Au bout d'un moment, le reflet jaune or du soleil glissa sur l'eau jusqu'à moi. En même temps, de petites vaguelettes apparurent en murmurant. Je ne sais pas pour quoi je me retournai vers la grève, mais ce fut pour apercevoir l'image d'un jeune homme d'une quinzaine d'années se dirigeant vers moi, la tête basse. Il faisait penser à tous ces adolescents en mal de vivre et d'aimer, au fond plus rejeté par lui-même que par autrui. Il avançait en regardant le sol encore couvert d'ombres. Ses yeux semblaient descendre tout au fond de lui sans que pourtant il n'y ait aucun reflet.

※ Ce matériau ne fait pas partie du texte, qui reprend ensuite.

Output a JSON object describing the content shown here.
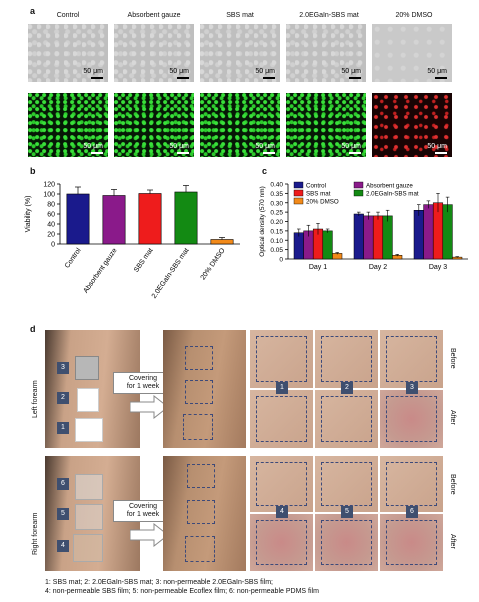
{
  "panels": {
    "a": "a",
    "b": "b",
    "c": "c",
    "d": "d"
  },
  "panel_a": {
    "columns": [
      "Control",
      "Absorbent gauze",
      "SBS mat",
      "2.0EGaIn-SBS mat",
      "20% DMSO"
    ],
    "scale_label": "50 μm"
  },
  "chart_data": [
    {
      "type": "bar",
      "panel": "b",
      "categories": [
        "Control",
        "Absorbent gauze",
        "SBS mat",
        "2.0EGaIn-SBS mat",
        "20% DMSO"
      ],
      "values": [
        100,
        97,
        101,
        104,
        9
      ],
      "errors": [
        14,
        12,
        7,
        13,
        4
      ],
      "colors": [
        "#1a1a8c",
        "#8a1a8a",
        "#ee1c1c",
        "#138a13",
        "#f28a1a"
      ],
      "ylabel": "Viability (%)",
      "ylim": [
        0,
        120
      ],
      "yticks": [
        0,
        20,
        40,
        60,
        80,
        100,
        120
      ]
    },
    {
      "type": "bar",
      "panel": "c",
      "categories": [
        "Day 1",
        "Day 2",
        "Day 3"
      ],
      "series": [
        {
          "name": "Control",
          "color": "#1a1a8c",
          "values": [
            0.14,
            0.24,
            0.26
          ],
          "errors": [
            0.02,
            0.01,
            0.03
          ]
        },
        {
          "name": "Absorbent gauze",
          "color": "#8a1a8a",
          "values": [
            0.15,
            0.23,
            0.29
          ],
          "errors": [
            0.03,
            0.02,
            0.02
          ]
        },
        {
          "name": "SBS mat",
          "color": "#ee1c1c",
          "values": [
            0.16,
            0.23,
            0.3
          ],
          "errors": [
            0.03,
            0.02,
            0.05
          ]
        },
        {
          "name": "2.0EGaIn-SBS mat",
          "color": "#138a13",
          "values": [
            0.15,
            0.23,
            0.29
          ],
          "errors": [
            0.01,
            0.03,
            0.04
          ]
        },
        {
          "name": "20% DMSO",
          "color": "#f28a1a",
          "values": [
            0.03,
            0.02,
            0.01
          ],
          "errors": [
            0.005,
            0.005,
            0.003
          ]
        }
      ],
      "ylabel": "Optical density (570 nm)",
      "ylim": [
        0,
        0.4
      ],
      "yticks": [
        "0",
        "0.05",
        "0.10",
        "0.15",
        "0.20",
        "0.25",
        "0.30",
        "0.35",
        "0.40"
      ],
      "legend": "top"
    }
  ],
  "panel_d": {
    "row_labels": [
      "Left forearm",
      "Right forearm"
    ],
    "arrow_text": [
      "Covering",
      "for 1 week"
    ],
    "before_label": "Before",
    "after_label": "After",
    "top_numbers": [
      "3",
      "2",
      "1"
    ],
    "bottom_numbers": [
      "6",
      "5",
      "4"
    ],
    "grid_top_numbers": [
      "1",
      "2",
      "3"
    ],
    "grid_bottom_numbers": [
      "4",
      "5",
      "6"
    ],
    "legend_line1": "1: SBS mat; 2: 2.0EGaIn-SBS mat; 3: non-permeable 2.0EGaIn-SBS film;",
    "legend_line2": "4: non-permeable SBS film; 5: non-permeable Ecoflex film; 6: non-permeable PDMS film"
  }
}
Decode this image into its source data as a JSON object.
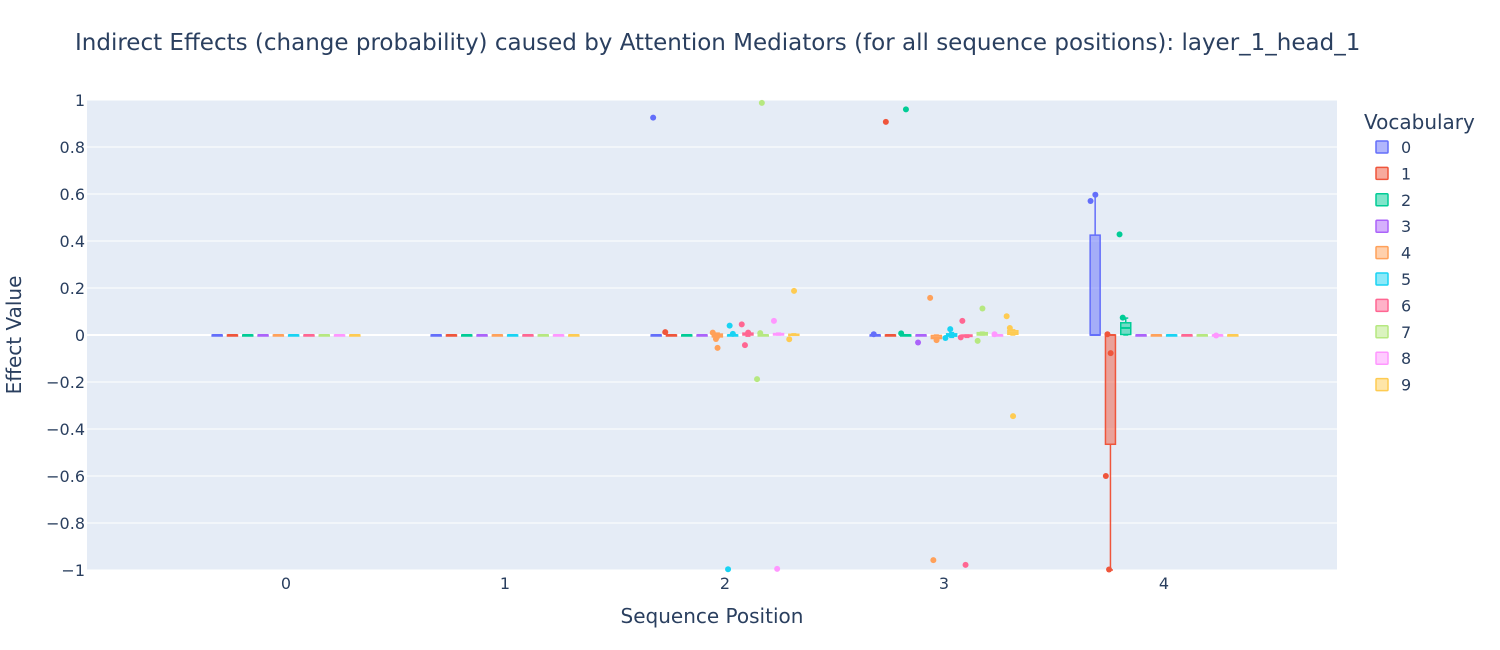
{
  "chart_data": {
    "type": "box",
    "title": "Indirect Effects (change probability) caused by Attention Mediators (for all sequence positions): layer_1_head_1",
    "xlabel": "Sequence Position",
    "ylabel": "Effect Value",
    "legend_title": "Vocabulary",
    "legend_placement": "right",
    "grid": true,
    "categories": [
      "0",
      "1",
      "2",
      "3",
      "4"
    ],
    "ylim": [
      -1,
      1
    ],
    "yticks": [
      1,
      0.8,
      0.6,
      0.4,
      0.2,
      0,
      -0.2,
      -0.4,
      -0.6,
      -0.8,
      -1
    ],
    "ytick_labels": [
      "1",
      "0.8",
      "0.6",
      "0.4",
      "0.2",
      "0",
      "−0.2",
      "−0.4",
      "−0.6",
      "−0.8",
      "−1"
    ],
    "colors": [
      "#636efa",
      "#EF553B",
      "#00cc96",
      "#ab63fa",
      "#FFA15A",
      "#19d3f3",
      "#FF6692",
      "#B6E880",
      "#FF97FF",
      "#FECB52"
    ],
    "series": [
      {
        "name": "0",
        "boxes": [
          {
            "pos": 0,
            "min": 0,
            "q1": 0,
            "median": 0,
            "q3": 0,
            "max": 0,
            "outliers": []
          },
          {
            "pos": 1,
            "min": 0,
            "q1": 0,
            "median": 0,
            "q3": 0,
            "max": 0,
            "outliers": []
          },
          {
            "pos": 2,
            "min": 0,
            "q1": 0,
            "median": 0,
            "q3": 0,
            "max": 0,
            "outliers": [
              0.925
            ]
          },
          {
            "pos": 3,
            "min": 0,
            "q1": 0,
            "median": 0,
            "q3": 0,
            "max": 0,
            "outliers": [
              0.003
            ]
          },
          {
            "pos": 4,
            "min": 0,
            "q1": 0,
            "median": 0,
            "q3": 0.425,
            "max": 0.6,
            "outliers": [
              0.597,
              0.57
            ]
          }
        ]
      },
      {
        "name": "1",
        "boxes": [
          {
            "pos": 0,
            "min": 0,
            "q1": 0,
            "median": 0,
            "q3": 0,
            "max": 0,
            "outliers": []
          },
          {
            "pos": 1,
            "min": 0,
            "q1": 0,
            "median": 0,
            "q3": 0,
            "max": 0,
            "outliers": []
          },
          {
            "pos": 2,
            "min": 0,
            "q1": 0,
            "median": 0,
            "q3": 0,
            "max": 0,
            "outliers": [
              0.012
            ]
          },
          {
            "pos": 3,
            "min": 0,
            "q1": 0,
            "median": 0,
            "q3": 0,
            "max": 0,
            "outliers": [
              0.907
            ]
          },
          {
            "pos": 4,
            "min": -1,
            "q1": -0.465,
            "median": 0,
            "q3": 0,
            "max": 0,
            "outliers": [
              0.003,
              -0.077,
              -0.6,
              -0.998
            ]
          }
        ]
      },
      {
        "name": "2",
        "boxes": [
          {
            "pos": 0,
            "min": 0,
            "q1": 0,
            "median": 0,
            "q3": 0,
            "max": 0,
            "outliers": []
          },
          {
            "pos": 1,
            "min": 0,
            "q1": 0,
            "median": 0,
            "q3": 0,
            "max": 0,
            "outliers": []
          },
          {
            "pos": 2,
            "min": 0,
            "q1": 0,
            "median": 0,
            "q3": 0,
            "max": 0,
            "outliers": []
          },
          {
            "pos": 3,
            "min": 0,
            "q1": 0,
            "median": 0,
            "q3": 0,
            "max": 0,
            "outliers": [
              0.96,
              0.007
            ]
          },
          {
            "pos": 4,
            "min": 0,
            "q1": 0.002,
            "median": 0.03,
            "q3": 0.052,
            "max": 0.072,
            "outliers": [
              0.428,
              0.074
            ]
          }
        ]
      },
      {
        "name": "3",
        "boxes": [
          {
            "pos": 0,
            "min": 0,
            "q1": 0,
            "median": 0,
            "q3": 0,
            "max": 0,
            "outliers": []
          },
          {
            "pos": 1,
            "min": 0,
            "q1": 0,
            "median": 0,
            "q3": 0,
            "max": 0,
            "outliers": []
          },
          {
            "pos": 2,
            "min": 0,
            "q1": 0,
            "median": 0,
            "q3": 0,
            "max": 0,
            "outliers": []
          },
          {
            "pos": 3,
            "min": 0,
            "q1": 0,
            "median": 0,
            "q3": 0,
            "max": 0,
            "outliers": [
              -0.032
            ]
          },
          {
            "pos": 4,
            "min": 0,
            "q1": 0,
            "median": 0,
            "q3": 0,
            "max": 0,
            "outliers": []
          }
        ]
      },
      {
        "name": "4",
        "boxes": [
          {
            "pos": 0,
            "min": 0,
            "q1": 0,
            "median": 0,
            "q3": 0,
            "max": 0,
            "outliers": []
          },
          {
            "pos": 1,
            "min": 0,
            "q1": 0,
            "median": 0,
            "q3": 0,
            "max": 0,
            "outliers": []
          },
          {
            "pos": 2,
            "min": -0.012,
            "q1": -0.008,
            "median": -0.002,
            "q3": 0.004,
            "max": 0.008,
            "outliers": [
              -0.055,
              0.01,
              -0.017
            ]
          },
          {
            "pos": 3,
            "min": -0.02,
            "q1": -0.015,
            "median": -0.01,
            "q3": -0.002,
            "max": 0,
            "outliers": [
              0.158,
              -0.958,
              -0.022
            ]
          },
          {
            "pos": 4,
            "min": 0,
            "q1": 0,
            "median": 0,
            "q3": 0,
            "max": 0,
            "outliers": []
          }
        ]
      },
      {
        "name": "5",
        "boxes": [
          {
            "pos": 0,
            "min": 0,
            "q1": 0,
            "median": 0,
            "q3": 0,
            "max": 0,
            "outliers": []
          },
          {
            "pos": 1,
            "min": 0,
            "q1": 0,
            "median": 0,
            "q3": 0,
            "max": 0,
            "outliers": []
          },
          {
            "pos": 2,
            "min": 0,
            "q1": 0,
            "median": 0,
            "q3": 0,
            "max": 0,
            "outliers": [
              0.04,
              0.005,
              -0.997
            ]
          },
          {
            "pos": 3,
            "min": -0.01,
            "q1": -0.005,
            "median": 0,
            "q3": 0.005,
            "max": 0.01,
            "outliers": [
              0.025,
              -0.013
            ]
          },
          {
            "pos": 4,
            "min": 0,
            "q1": 0,
            "median": 0,
            "q3": 0,
            "max": 0,
            "outliers": []
          }
        ]
      },
      {
        "name": "6",
        "boxes": [
          {
            "pos": 0,
            "min": 0,
            "q1": 0,
            "median": 0,
            "q3": 0,
            "max": 0,
            "outliers": []
          },
          {
            "pos": 1,
            "min": 0,
            "q1": 0,
            "median": 0,
            "q3": 0,
            "max": 0,
            "outliers": []
          },
          {
            "pos": 2,
            "min": -0.005,
            "q1": 0,
            "median": 0.003,
            "q3": 0.008,
            "max": 0.01,
            "outliers": [
              0.045,
              -0.043,
              0.01
            ]
          },
          {
            "pos": 3,
            "min": -0.01,
            "q1": -0.006,
            "median": -0.003,
            "q3": 0,
            "max": 0,
            "outliers": [
              0.06,
              -0.978,
              -0.01
            ]
          },
          {
            "pos": 4,
            "min": 0,
            "q1": 0,
            "median": 0,
            "q3": 0,
            "max": 0,
            "outliers": []
          }
        ]
      },
      {
        "name": "7",
        "boxes": [
          {
            "pos": 0,
            "min": 0,
            "q1": 0,
            "median": 0,
            "q3": 0,
            "max": 0,
            "outliers": []
          },
          {
            "pos": 1,
            "min": 0,
            "q1": 0,
            "median": 0,
            "q3": 0,
            "max": 0,
            "outliers": []
          },
          {
            "pos": 2,
            "min": 0,
            "q1": 0,
            "median": 0,
            "q3": 0,
            "max": 0,
            "outliers": [
              0.988,
              -0.188,
              0.008
            ]
          },
          {
            "pos": 3,
            "min": 0,
            "q1": 0,
            "median": 0.005,
            "q3": 0.01,
            "max": 0.012,
            "outliers": [
              0.113,
              -0.025
            ]
          },
          {
            "pos": 4,
            "min": 0,
            "q1": 0,
            "median": 0,
            "q3": 0,
            "max": 0,
            "outliers": []
          }
        ]
      },
      {
        "name": "8",
        "boxes": [
          {
            "pos": 0,
            "min": 0,
            "q1": 0,
            "median": 0,
            "q3": 0,
            "max": 0,
            "outliers": []
          },
          {
            "pos": 1,
            "min": 0,
            "q1": 0,
            "median": 0,
            "q3": 0,
            "max": 0,
            "outliers": []
          },
          {
            "pos": 2,
            "min": 0,
            "q1": 0,
            "median": 0.003,
            "q3": 0.006,
            "max": 0.008,
            "outliers": [
              0.06,
              -0.995
            ]
          },
          {
            "pos": 3,
            "min": 0,
            "q1": 0,
            "median": 0,
            "q3": 0,
            "max": 0,
            "outliers": [
              0.003
            ]
          },
          {
            "pos": 4,
            "min": 0,
            "q1": 0,
            "median": 0,
            "q3": 0,
            "max": 0,
            "outliers": [
              -0.002
            ]
          }
        ]
      },
      {
        "name": "9",
        "boxes": [
          {
            "pos": 0,
            "min": 0,
            "q1": 0,
            "median": 0,
            "q3": 0,
            "max": 0,
            "outliers": []
          },
          {
            "pos": 1,
            "min": 0,
            "q1": 0,
            "median": 0,
            "q3": 0,
            "max": 0,
            "outliers": []
          },
          {
            "pos": 2,
            "min": 0,
            "q1": 0,
            "median": 0,
            "q3": 0.003,
            "max": 0.005,
            "outliers": [
              0.188,
              -0.018
            ]
          },
          {
            "pos": 3,
            "min": 0,
            "q1": 0.003,
            "median": 0.01,
            "q3": 0.018,
            "max": 0.022,
            "outliers": [
              0.08,
              0.03,
              -0.345
            ]
          },
          {
            "pos": 4,
            "min": 0,
            "q1": 0,
            "median": 0,
            "q3": 0,
            "max": 0,
            "outliers": []
          }
        ]
      }
    ]
  }
}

Arrivé à proximité, il releva légèrement la tête. En le regardant bien, j'eus la surprise de m'y reconnaître. J'étais bien devant mon moi à quinze ans. Je sentais toute la détresse et la solitude de cet être et combien la plus mince lueur d'espoir qui ait pu exister en lui était précieuse pour qu'il soit devenu moi après toutes ces années.

C'était cette image que j'avais rejetée, que je n'osais plus reconnaître de moi-même. Mais ne partagions-nous pas, au-delà du temps, cette même façon de s'agripper et de mordre? Je tendis les bras vers lui pour l'accueillir et le réconforter. Il allait me toucher quand son image se troubla et sembla se fondre dans mon corps. Cela se fit sans heurt ni frisson, comme s'il gagnait une place inoccupée.

Maintenant que le jour était levé, je fis demi-tour. En sautillant sur les pierres, j'habitais mes souvenirs d'enfance retrouvés, mes jeux dans le ruisseau sur cette grève, mes éclats de rire et l'espace à la dimension du fleuve.